Sehr interessante Sicht auf eine Sportart, die ihre Sportler größtenteils aus gescheiterten Alpinen rekrutiert. Die typische Karriere schaut ja so aus (stichprobenhaft bspw. nachzuvollziehen bei den ersten 10 auf der Quali-Startliste der gestrigen Nacht), dass es die Jungs und Mädels bis zum Alter von ca. 18-20 Jahren bei den Alpinen versuchen und dort über ein Niveau von 50 bis 70 FIS-Punkten nicht hinaus (bzw. drunter) kommen. Da dies für NorAm / EC oder gar Weltcup nicht ausreicht, wechselt man anschließend zum Skicross, um sich die Chance auf internationalen Spitzensport anderweitig zu erhalten. Die ein oder andere Ausnahme (mancher fuhr bspw. NorAm-Cup) - sogar im Sinne "Abfahrt zu langweilig" (Daron Rahlves) - mag es geben, die Regel sieht anders aus. Soll keine Herabwürdigung sein, aber im angemessenen Verhältnis sollte man die Sportarten schon betrachten. Gruß, der Steph
darthmax 21.02.2018
3. Gladiatoren
um unbeschadet die Strecke zu überstehen kann man langsamer fahren, selbst Formel 1 Fahrer bremsen, allerdings , wer als letztes bremst gewinnt oder stirbt. Warum soll das nun bei dieser Veranstaltung anders sein.
just_thinkin 21.02.2018
4. Sehr Gefährlich
Habe mir alle Käufe angeschaut.
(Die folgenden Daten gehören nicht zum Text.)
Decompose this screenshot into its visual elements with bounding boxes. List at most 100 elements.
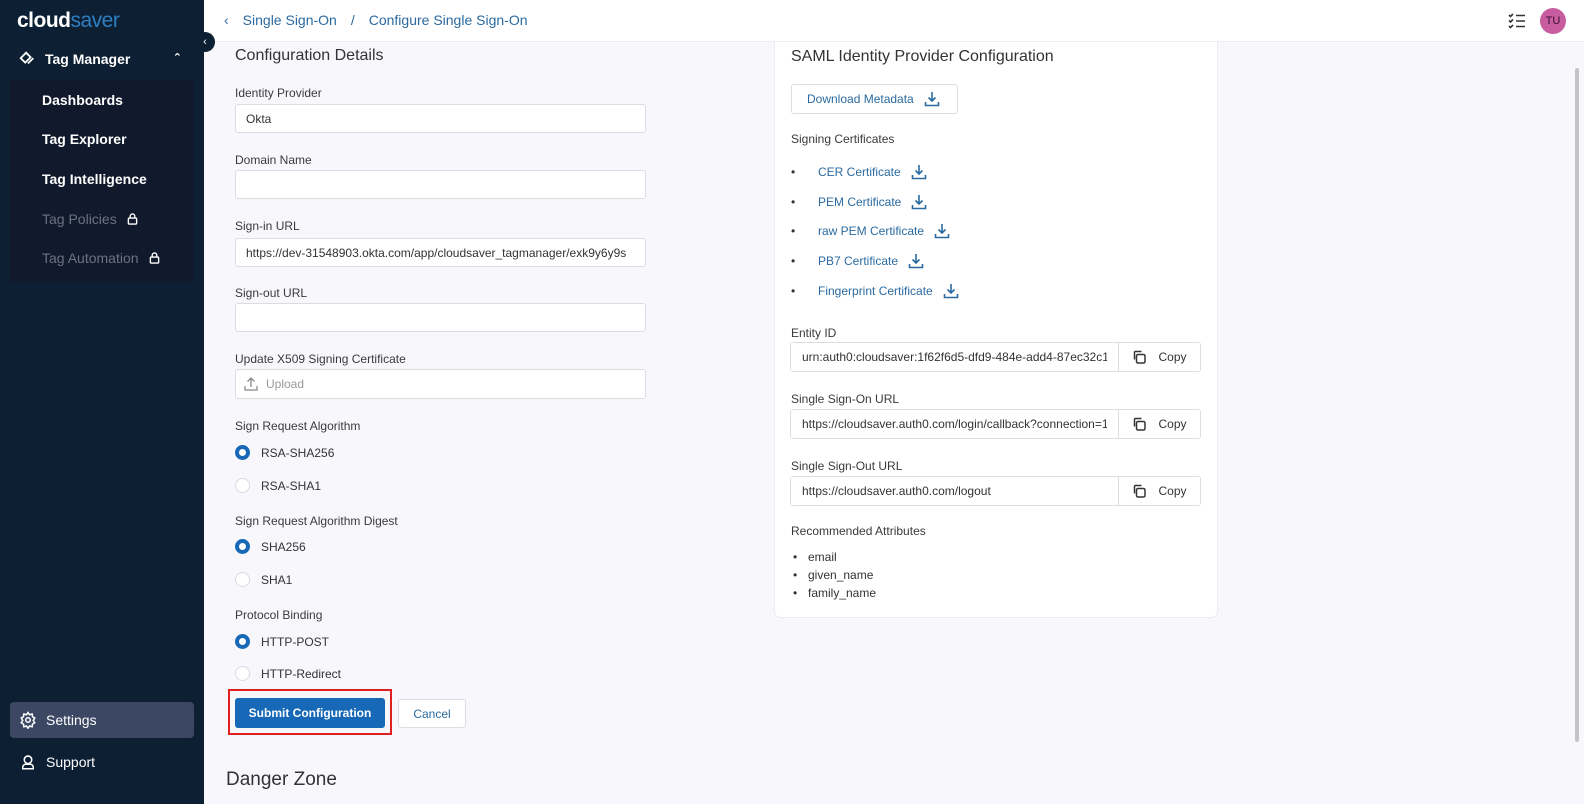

Es ist mir nicht klar wie das noch Sport genannt werden kann. Es ist Survival of the Luckiest. Auf deutsch: derjenige mit dem meisten Glück gewinnt. Die drei schweren Unfälle wurden Fahrfehlern zugeschrieben. Was ist das für ein Fahrfehler wenn der Skifahrer vor dir dir per Ellbogen den Weg versperren darf? Es darf gestossen und gesperrt werden während man zu viert mit 50-60 kmh über Hindernisse jagt. Verrückt!
M. Vikings 21.02.2018
5. Sport ist immer gefährlich.
Das Problem scheint eher das Streckenprofil zu sein. Oder ist die Abtransportrate bei normalen Weltcups auch so hoch? Wenn für den olympischen Wettbewerb bewusst solche Killerstrecken gebaut werden, muss der Verband ein Regelwerk für den Bau der Strecken entwickeln, damit das Risiko überschaubar wird. Die olympische Abfahrt findet ja auch nicht in der Eiger Nordwand statt.